The practice has been in use for decades by researchers and the agricultural industry, though it is not widely known to the general public.
Known as cannulated or fistulated cows, the animals are fitted with a porthole-like device that can be opened, allowing direct access to the largest of their four stomachs in order to optimize and regulate nutrition.
Photo: AFP / L214
The L214 activist group published video footage it said was secretly shot between February and last month at the Sourches Experimental Farm in northwestern France.
The site belongs to Sanders, one of France’s top providers of animal feed and a subsidiary of the food research group Avril.
“They have pierced a hole into the cows’ stomach so they can regularly access its content.
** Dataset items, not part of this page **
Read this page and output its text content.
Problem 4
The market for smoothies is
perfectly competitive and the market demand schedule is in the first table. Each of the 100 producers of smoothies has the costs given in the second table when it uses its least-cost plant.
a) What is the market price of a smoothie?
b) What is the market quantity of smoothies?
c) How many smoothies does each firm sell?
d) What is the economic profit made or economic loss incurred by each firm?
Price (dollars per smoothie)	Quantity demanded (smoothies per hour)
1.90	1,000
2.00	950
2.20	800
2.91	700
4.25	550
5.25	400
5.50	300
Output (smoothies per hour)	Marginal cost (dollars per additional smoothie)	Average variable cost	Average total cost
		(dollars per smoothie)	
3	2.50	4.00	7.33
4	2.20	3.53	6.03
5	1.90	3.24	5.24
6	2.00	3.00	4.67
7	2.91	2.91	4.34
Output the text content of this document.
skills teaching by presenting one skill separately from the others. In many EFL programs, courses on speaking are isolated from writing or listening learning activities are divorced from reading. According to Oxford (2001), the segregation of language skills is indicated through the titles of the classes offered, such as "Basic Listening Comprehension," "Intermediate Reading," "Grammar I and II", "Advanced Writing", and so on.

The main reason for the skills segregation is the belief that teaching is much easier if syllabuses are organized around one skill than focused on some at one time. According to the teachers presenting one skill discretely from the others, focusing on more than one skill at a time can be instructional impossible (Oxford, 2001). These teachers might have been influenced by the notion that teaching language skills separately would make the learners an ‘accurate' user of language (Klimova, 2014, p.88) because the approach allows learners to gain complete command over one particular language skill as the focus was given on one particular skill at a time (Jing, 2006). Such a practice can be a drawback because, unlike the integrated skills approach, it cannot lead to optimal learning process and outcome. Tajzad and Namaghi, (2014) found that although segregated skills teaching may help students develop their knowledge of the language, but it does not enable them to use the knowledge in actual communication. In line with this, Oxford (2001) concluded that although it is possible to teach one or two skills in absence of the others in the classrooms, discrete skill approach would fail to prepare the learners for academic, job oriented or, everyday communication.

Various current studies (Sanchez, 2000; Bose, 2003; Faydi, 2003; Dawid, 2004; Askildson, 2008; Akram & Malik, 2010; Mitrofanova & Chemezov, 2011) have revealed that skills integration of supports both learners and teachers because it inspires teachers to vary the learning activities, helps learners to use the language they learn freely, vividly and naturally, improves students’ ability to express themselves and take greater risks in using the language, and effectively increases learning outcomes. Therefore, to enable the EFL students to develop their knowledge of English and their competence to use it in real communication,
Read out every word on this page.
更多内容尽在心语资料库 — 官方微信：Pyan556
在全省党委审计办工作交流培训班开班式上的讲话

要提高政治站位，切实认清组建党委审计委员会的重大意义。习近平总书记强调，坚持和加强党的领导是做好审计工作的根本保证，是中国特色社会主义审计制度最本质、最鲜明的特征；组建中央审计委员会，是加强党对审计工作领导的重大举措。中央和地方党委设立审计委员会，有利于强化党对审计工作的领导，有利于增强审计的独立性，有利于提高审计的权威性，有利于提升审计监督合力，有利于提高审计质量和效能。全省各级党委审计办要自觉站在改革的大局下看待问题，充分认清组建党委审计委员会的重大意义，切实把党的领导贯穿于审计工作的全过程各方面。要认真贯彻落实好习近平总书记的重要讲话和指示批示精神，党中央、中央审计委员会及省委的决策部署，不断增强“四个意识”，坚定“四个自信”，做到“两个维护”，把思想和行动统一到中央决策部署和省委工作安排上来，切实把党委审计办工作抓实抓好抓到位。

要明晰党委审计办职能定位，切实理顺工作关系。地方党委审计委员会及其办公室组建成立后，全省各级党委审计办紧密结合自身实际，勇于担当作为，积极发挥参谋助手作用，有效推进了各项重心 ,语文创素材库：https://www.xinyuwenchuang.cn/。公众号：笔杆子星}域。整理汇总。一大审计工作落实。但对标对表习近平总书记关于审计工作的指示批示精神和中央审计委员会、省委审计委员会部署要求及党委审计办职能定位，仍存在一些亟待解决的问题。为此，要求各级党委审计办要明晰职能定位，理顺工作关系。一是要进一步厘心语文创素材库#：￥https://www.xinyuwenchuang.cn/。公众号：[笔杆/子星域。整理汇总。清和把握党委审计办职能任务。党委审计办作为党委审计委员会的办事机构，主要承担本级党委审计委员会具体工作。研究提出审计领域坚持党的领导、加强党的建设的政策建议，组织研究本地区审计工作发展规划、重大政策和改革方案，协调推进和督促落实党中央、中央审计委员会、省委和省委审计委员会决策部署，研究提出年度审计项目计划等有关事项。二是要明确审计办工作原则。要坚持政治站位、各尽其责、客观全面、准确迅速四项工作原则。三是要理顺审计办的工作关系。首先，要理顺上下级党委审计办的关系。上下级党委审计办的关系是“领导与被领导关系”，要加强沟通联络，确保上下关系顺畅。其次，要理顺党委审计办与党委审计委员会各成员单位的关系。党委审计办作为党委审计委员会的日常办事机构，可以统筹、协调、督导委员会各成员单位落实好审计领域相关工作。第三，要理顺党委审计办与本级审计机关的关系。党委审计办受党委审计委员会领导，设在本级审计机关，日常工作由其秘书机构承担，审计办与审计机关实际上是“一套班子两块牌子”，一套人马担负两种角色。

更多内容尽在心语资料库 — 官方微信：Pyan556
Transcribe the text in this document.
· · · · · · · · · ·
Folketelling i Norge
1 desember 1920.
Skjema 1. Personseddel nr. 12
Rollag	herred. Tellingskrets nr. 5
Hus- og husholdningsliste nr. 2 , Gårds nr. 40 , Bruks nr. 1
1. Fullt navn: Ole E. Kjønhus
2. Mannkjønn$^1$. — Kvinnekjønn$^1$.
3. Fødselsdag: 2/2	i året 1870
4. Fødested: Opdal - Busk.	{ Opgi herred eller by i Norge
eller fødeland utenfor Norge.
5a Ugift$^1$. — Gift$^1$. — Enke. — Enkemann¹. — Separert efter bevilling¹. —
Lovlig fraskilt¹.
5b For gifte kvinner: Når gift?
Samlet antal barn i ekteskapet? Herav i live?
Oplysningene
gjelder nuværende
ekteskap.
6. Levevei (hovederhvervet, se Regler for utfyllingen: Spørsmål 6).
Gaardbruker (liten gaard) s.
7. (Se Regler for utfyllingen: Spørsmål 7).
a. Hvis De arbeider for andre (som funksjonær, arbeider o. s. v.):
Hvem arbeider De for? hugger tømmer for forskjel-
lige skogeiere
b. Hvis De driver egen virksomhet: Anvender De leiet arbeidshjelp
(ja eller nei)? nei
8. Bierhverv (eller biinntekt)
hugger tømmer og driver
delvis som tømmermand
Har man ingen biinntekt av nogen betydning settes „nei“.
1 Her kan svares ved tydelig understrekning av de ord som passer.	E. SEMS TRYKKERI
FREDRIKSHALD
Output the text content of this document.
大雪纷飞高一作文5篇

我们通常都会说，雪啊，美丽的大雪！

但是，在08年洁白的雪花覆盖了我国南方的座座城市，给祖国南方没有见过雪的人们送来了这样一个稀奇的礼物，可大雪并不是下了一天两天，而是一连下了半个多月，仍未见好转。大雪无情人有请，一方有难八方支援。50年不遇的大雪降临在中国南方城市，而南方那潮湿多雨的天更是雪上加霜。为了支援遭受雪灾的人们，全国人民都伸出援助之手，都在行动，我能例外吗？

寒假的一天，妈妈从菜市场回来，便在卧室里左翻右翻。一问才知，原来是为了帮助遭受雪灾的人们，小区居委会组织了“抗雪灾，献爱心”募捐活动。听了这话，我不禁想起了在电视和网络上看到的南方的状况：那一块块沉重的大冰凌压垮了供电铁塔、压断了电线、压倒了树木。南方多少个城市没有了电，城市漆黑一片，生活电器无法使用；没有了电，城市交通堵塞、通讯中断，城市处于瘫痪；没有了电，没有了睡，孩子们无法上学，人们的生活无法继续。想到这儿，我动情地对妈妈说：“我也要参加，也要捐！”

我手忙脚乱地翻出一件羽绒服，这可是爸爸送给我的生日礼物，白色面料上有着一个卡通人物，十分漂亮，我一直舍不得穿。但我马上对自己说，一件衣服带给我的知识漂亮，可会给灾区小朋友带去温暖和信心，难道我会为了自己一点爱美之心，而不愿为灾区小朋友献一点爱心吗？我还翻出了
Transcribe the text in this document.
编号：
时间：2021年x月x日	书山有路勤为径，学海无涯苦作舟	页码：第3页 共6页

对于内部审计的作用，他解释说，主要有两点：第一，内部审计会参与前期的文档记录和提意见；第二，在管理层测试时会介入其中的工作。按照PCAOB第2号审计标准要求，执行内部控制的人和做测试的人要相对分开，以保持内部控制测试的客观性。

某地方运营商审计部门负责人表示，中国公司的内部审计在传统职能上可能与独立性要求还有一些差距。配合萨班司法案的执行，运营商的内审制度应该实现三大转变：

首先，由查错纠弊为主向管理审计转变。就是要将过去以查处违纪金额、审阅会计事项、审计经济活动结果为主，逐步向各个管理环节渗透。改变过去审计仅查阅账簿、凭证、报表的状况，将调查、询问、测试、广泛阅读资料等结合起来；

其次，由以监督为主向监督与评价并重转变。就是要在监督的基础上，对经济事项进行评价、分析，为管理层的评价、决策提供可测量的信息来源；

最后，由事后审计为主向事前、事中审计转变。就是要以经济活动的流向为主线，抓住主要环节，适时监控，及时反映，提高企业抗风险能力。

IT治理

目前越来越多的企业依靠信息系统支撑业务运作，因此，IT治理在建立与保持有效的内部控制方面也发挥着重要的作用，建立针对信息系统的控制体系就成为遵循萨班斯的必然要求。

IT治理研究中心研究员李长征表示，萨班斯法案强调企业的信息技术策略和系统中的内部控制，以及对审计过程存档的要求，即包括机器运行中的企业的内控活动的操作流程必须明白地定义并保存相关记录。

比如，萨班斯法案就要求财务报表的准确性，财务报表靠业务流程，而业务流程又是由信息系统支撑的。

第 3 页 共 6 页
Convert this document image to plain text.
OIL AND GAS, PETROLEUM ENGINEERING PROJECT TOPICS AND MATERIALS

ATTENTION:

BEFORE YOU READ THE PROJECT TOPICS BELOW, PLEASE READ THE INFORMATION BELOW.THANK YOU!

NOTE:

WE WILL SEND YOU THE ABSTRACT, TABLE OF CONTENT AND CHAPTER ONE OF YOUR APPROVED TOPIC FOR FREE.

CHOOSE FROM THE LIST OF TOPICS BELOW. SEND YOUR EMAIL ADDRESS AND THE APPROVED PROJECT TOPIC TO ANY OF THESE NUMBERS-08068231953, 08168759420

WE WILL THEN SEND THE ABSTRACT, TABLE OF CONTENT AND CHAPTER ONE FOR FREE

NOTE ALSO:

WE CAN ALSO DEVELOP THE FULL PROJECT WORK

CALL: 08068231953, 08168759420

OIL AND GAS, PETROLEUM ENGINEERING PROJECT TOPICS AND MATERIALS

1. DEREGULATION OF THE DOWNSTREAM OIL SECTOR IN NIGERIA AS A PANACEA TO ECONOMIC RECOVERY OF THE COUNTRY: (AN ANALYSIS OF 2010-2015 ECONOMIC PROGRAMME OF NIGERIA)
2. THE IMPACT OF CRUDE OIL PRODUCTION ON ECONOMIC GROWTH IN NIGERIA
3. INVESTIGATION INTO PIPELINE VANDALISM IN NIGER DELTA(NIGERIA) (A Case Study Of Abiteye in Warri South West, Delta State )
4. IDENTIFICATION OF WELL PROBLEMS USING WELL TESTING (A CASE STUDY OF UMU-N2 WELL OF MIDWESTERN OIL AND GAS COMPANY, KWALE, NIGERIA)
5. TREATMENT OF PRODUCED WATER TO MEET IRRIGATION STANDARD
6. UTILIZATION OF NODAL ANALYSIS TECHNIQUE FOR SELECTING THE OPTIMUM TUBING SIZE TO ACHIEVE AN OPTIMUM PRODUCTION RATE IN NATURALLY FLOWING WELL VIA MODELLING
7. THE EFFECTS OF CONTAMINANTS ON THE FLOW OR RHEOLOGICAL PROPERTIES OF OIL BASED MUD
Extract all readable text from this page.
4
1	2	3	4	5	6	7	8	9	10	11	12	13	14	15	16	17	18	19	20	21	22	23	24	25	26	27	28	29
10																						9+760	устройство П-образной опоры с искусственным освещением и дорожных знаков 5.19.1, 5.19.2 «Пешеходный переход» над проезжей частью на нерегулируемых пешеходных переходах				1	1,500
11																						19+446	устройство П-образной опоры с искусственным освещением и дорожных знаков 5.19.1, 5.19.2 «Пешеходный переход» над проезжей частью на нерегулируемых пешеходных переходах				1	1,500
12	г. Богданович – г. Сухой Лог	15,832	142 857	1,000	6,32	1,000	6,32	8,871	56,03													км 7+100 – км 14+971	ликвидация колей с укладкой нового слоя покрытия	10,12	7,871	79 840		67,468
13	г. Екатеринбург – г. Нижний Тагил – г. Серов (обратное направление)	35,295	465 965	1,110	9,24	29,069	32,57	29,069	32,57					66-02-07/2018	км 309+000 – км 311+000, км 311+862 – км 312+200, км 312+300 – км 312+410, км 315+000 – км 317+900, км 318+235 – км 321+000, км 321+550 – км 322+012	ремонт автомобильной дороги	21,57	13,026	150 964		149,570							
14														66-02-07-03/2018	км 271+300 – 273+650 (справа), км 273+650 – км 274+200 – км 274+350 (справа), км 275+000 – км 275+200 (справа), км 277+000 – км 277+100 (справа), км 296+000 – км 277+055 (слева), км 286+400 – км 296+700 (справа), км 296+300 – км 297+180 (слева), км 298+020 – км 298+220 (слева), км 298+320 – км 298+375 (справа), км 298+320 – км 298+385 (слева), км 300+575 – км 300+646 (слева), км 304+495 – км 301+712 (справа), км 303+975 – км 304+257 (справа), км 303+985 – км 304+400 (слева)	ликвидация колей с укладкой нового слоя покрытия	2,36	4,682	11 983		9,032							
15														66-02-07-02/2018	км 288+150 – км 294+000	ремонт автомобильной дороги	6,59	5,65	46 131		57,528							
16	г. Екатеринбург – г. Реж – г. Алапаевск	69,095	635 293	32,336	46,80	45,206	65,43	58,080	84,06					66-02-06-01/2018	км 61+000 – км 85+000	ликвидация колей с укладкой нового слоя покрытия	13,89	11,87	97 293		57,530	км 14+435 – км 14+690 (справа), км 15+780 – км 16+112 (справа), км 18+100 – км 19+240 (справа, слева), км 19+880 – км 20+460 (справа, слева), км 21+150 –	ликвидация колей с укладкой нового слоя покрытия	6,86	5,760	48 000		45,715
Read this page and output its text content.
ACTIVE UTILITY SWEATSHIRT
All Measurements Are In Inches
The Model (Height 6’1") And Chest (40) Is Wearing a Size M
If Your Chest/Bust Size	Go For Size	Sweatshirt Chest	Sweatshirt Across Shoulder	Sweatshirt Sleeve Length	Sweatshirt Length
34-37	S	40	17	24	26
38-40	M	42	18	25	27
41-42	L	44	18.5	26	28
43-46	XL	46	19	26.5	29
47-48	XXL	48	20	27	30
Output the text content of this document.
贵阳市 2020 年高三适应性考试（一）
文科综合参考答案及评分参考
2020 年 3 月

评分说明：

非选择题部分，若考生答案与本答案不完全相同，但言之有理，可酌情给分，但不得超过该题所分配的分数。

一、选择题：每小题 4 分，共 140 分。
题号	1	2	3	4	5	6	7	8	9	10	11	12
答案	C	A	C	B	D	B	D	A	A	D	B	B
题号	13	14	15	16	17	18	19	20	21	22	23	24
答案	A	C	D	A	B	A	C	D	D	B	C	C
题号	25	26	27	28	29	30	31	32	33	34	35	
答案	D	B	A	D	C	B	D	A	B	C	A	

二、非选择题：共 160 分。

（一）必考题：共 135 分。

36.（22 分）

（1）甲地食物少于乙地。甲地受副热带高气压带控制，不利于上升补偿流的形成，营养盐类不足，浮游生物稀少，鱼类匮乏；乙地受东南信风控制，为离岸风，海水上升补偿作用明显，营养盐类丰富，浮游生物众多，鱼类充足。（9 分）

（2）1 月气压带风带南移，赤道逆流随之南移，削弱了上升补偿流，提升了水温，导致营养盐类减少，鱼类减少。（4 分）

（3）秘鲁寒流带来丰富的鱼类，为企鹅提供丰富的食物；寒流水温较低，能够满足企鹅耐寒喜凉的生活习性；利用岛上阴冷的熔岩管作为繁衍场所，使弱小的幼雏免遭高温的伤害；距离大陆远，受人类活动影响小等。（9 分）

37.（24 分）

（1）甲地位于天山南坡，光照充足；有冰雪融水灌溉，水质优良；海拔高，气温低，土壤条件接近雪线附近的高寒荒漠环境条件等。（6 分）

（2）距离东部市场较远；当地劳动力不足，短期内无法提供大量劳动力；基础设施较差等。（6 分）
Employees come regularly to open the porthole to deposit food samples or take them out,” a video released by the group said.
“The aim is to perfect the most effective form of feeding so the cows produce as much milk as possible,” it said, describing the animals as little more than “milk-producing machines” that put out some 27 liters per day.
L214 said it had filed a complaint with the regional prosecutor over the “illegal experiments and the serious animal abuses” at the farm. “For Sanders and those involved in intensive livestock production, which is the norm in France, these animals are nothing more than production machines, a basic raw material at our disposal,” the video said.
Fabrice Belargent, prosecutor in the Mans region, confirmed that he had received the L214 complaint by e-mail.
Footage of the animals was widely shared on social media, prompting a sharp rebuke from Avril, which said it “deplores the manipulation of images filmed at night for the purposes of sensationalism.”
It said the procedure had been “used for many years in research on animals” and was currently being used “on six cows [at the farm] in the context of a research study designed to develop alternative practices.”
The aim is to “improve the digestive health of millions of animals, reduce the use of antibiotics, and lower the nitrate and methane emissions linked to livestock farming,” it said.
As Europe’s second-largest milk producer after Germany, France has about 3.6 million dairy cows housed at more than 61,700 dairy farms, with the industry accounting for nearly 300,000 jobs across France, official figures show.
Last year, the industry produced 23.9 billion liters of milk.